Durant ces quatre mois que j’ai passés dans ce campo, nous ne mangions que du pain et du macaroni. Et cela même ne se gagnait pas tous les jours. Alors que tous les jours, les gens parmi nous mourraient de faim. Un jour, l’OIM est venue. Le consul de la Guinée aussi est allé nous enregistrer et nous confier à l’OIM. L’Arabe avec qui j’étais avait voulu me faire sortir mais après réflexion j’ai décidé de rester avec l’OIM et de retourner en Guinée car en ce temps l’eau était mauvaise et les rabatteurs eux sans sensibiliser les gens les embarquaient en grande quantité. Pour une embarcation de 50 personnes, ils pouvaient embarquer jusqu’à 100 personnes. J’ai vu le cas d’un ami qui a embarqué dans un bateau et moi je sais comment ils sont partis. C’est en pensant à tout cela que j’ai préféré revenir en Guinée. Après cela, l’OIM a lancé des appels en disant que ceux qui veulent rentrer chez eux, ce n’est pas une obligation mais que ceux qui ne veulent pas ils te laisseront en prison. Alors ils ont recensé tous ceux qui voulaient rentrer chez eux et réglé leurs papiers et les ont ramenés chez eux. Ils nous ont emmenés à l’aéroport de Lybie en direction la Guinée. Moi je suis rentré en Guinée le 25 janvier 2018 ».

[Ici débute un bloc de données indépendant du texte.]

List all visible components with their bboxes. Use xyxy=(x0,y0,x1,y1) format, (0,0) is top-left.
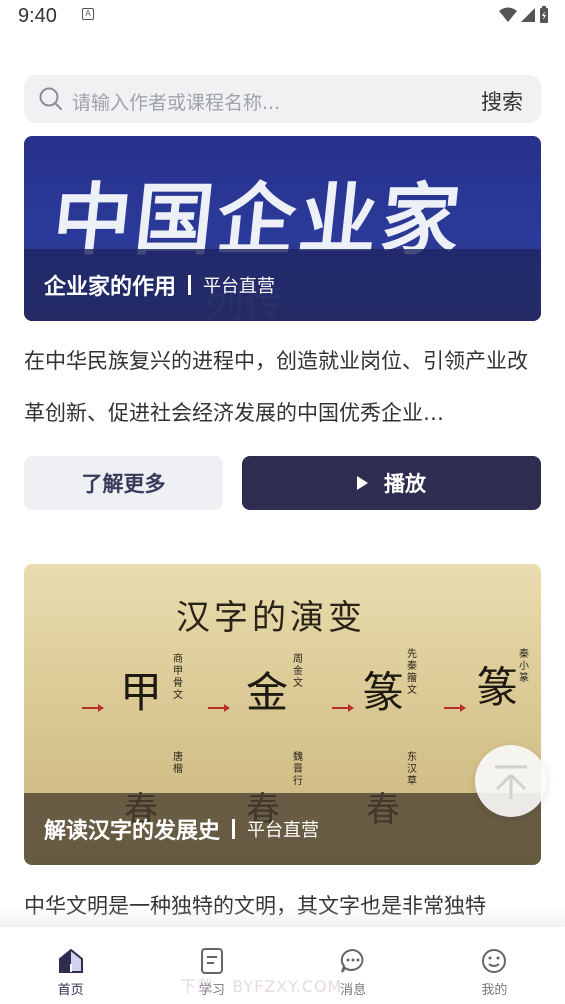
smiley-icon xyxy=(482,949,507,973)
watermark: 下载 · BYFZXY.COM xyxy=(180,977,343,996)
course-description: 在中华民族复兴的进程中，创造就业岗位、引领产业改革创新、促进社会经济发展的中国优… xyxy=(24,349,528,425)
script-label: 秦小篆 xyxy=(519,649,529,684)
notification-icon: A xyxy=(82,8,94,20)
script-label: 魏晋行 xyxy=(293,752,303,787)
caption-divider xyxy=(232,819,236,839)
arrow xyxy=(444,704,466,712)
tab-home[interactable]: 首页 xyxy=(0,927,141,1004)
scroll-to-top-button[interactable] xyxy=(475,745,547,817)
course-title: 企业家的作用 xyxy=(44,275,177,300)
search-icon xyxy=(39,87,62,110)
banner-caption: 解读汉字的发展史 平台直营 xyxy=(24,793,541,865)
script-label: 先秦籀文 xyxy=(407,649,417,696)
tab-profile[interactable]: 我的 xyxy=(424,927,565,1004)
course-banner-2[interactable]: 汉字的演变 商甲骨文 甲 周金文 金 先秦籀文 篆 秦小篆 篆 唐楷 魏晋行 东… xyxy=(24,564,541,865)
battery-icon xyxy=(540,6,548,23)
glyph: 甲 xyxy=(120,668,163,717)
course-tag: 平台直营 xyxy=(247,820,320,841)
wifi-icon xyxy=(499,7,517,22)
learn-more-button[interactable]: 了解更多 xyxy=(24,456,223,510)
arrow xyxy=(208,704,230,712)
play-label: 播放 xyxy=(384,472,426,496)
search-bar[interactable]: 请输入作者或课程名称... 搜索 xyxy=(24,75,541,123)
play-icon xyxy=(357,476,368,490)
arrow-up-icon xyxy=(495,765,527,799)
banner-caption: 企业家的作用 平台直营 xyxy=(24,249,541,321)
banner-heading: 汉字的演变 xyxy=(176,598,366,638)
caption-divider xyxy=(188,275,192,295)
course-title: 解读汉字的发展史 xyxy=(44,819,221,844)
glyph: 篆 xyxy=(362,668,405,717)
arrow xyxy=(82,704,104,712)
chat-bubble-icon xyxy=(340,948,364,973)
script-label: 商甲骨文 xyxy=(173,654,183,701)
status-bar: 9:40 A xyxy=(0,0,565,34)
glyph: 篆 xyxy=(476,663,519,712)
play-button[interactable]: 播放 xyxy=(242,456,541,510)
tab-label: 首页 xyxy=(57,983,84,998)
status-icons xyxy=(499,6,549,24)
tab-bar-shadow xyxy=(0,905,565,927)
search-button[interactable]: 搜索 xyxy=(481,86,523,116)
course-banner-1[interactable]: 中国企业家 列传 企业家的作用 平台直营 xyxy=(24,136,541,321)
tab-label: 我的 xyxy=(481,983,508,998)
glyph: 金 xyxy=(246,668,289,717)
signal-icon xyxy=(521,8,535,22)
tab-label: 消息 xyxy=(340,983,367,998)
home-icon xyxy=(58,948,83,973)
script-label: 东汉草 xyxy=(407,752,417,787)
search-input[interactable]: 请输入作者或课程名称... xyxy=(72,88,280,115)
course-tag: 平台直营 xyxy=(203,276,276,297)
script-label: 唐楷 xyxy=(173,752,183,775)
status-time: 9:40 xyxy=(18,5,57,27)
document-icon xyxy=(200,948,223,974)
learn-more-label: 了解更多 xyxy=(81,472,166,496)
arrow xyxy=(332,704,354,712)
script-label: 周金文 xyxy=(293,654,303,689)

Depuis son retour en Guinée, Abass Cissé a repris ses études grâce à l’OIM qui les a financées pour trois ans

« Depuis mon retour en Guinée, je suis toujours en contact avec l’OIM. Lorsque nous sommes revenus, ils ont demandé à chacun de nous ce qu’on voulait faire. Moi j’ai répondu que je voulais aller poursuivre mes études en Europe, mais comme je suis revenu, si j’ai l’opportunité je voudrais continuer mes études. Alors ils ont pris mon programme et m’ont dit que comme c’est ce que je veux, il y a une université anglaise à Lambanyi, ils sont allés là-bas et ont payé pour moi 3 ans de formation. Actuellement j’étudie là-bas. Nous avons avec eux (OIM) un programme que nous avons commencé depuis la Lybie, ils partaient nous sortir de nos prisons afin que nous puissions réaliser des interviews avec des journalistes européens sur les souffrances endurées par les immigrants et les ventes dont on faisait l’objet. Alors vu que cela a été une réussite en Lybie, et cela suite à une formation financée par les Hollandais et pilotée par l’OIM, on a commencé des sensibilisations sur le terrain, dans les radios, et comme cela a été apprécié, on a décidé de créer une association ici en Guinée pour informer les Guinéens sur ce qui se passe sur le chemin de l’immigration. Les rabatteurs mentent aux gens mais ces derniers ne connaissent pas les réalités alors c’est à nous de leur expliquer tout cela ».

Selon Abass Cissé, il aurait dépensé en tout plus de 30 millions de francs guinéens dont le paiement de 16 millions pour le voyage jusqu’en Lybie et l’argent de poche que sa famille lui envoyait régulièrement.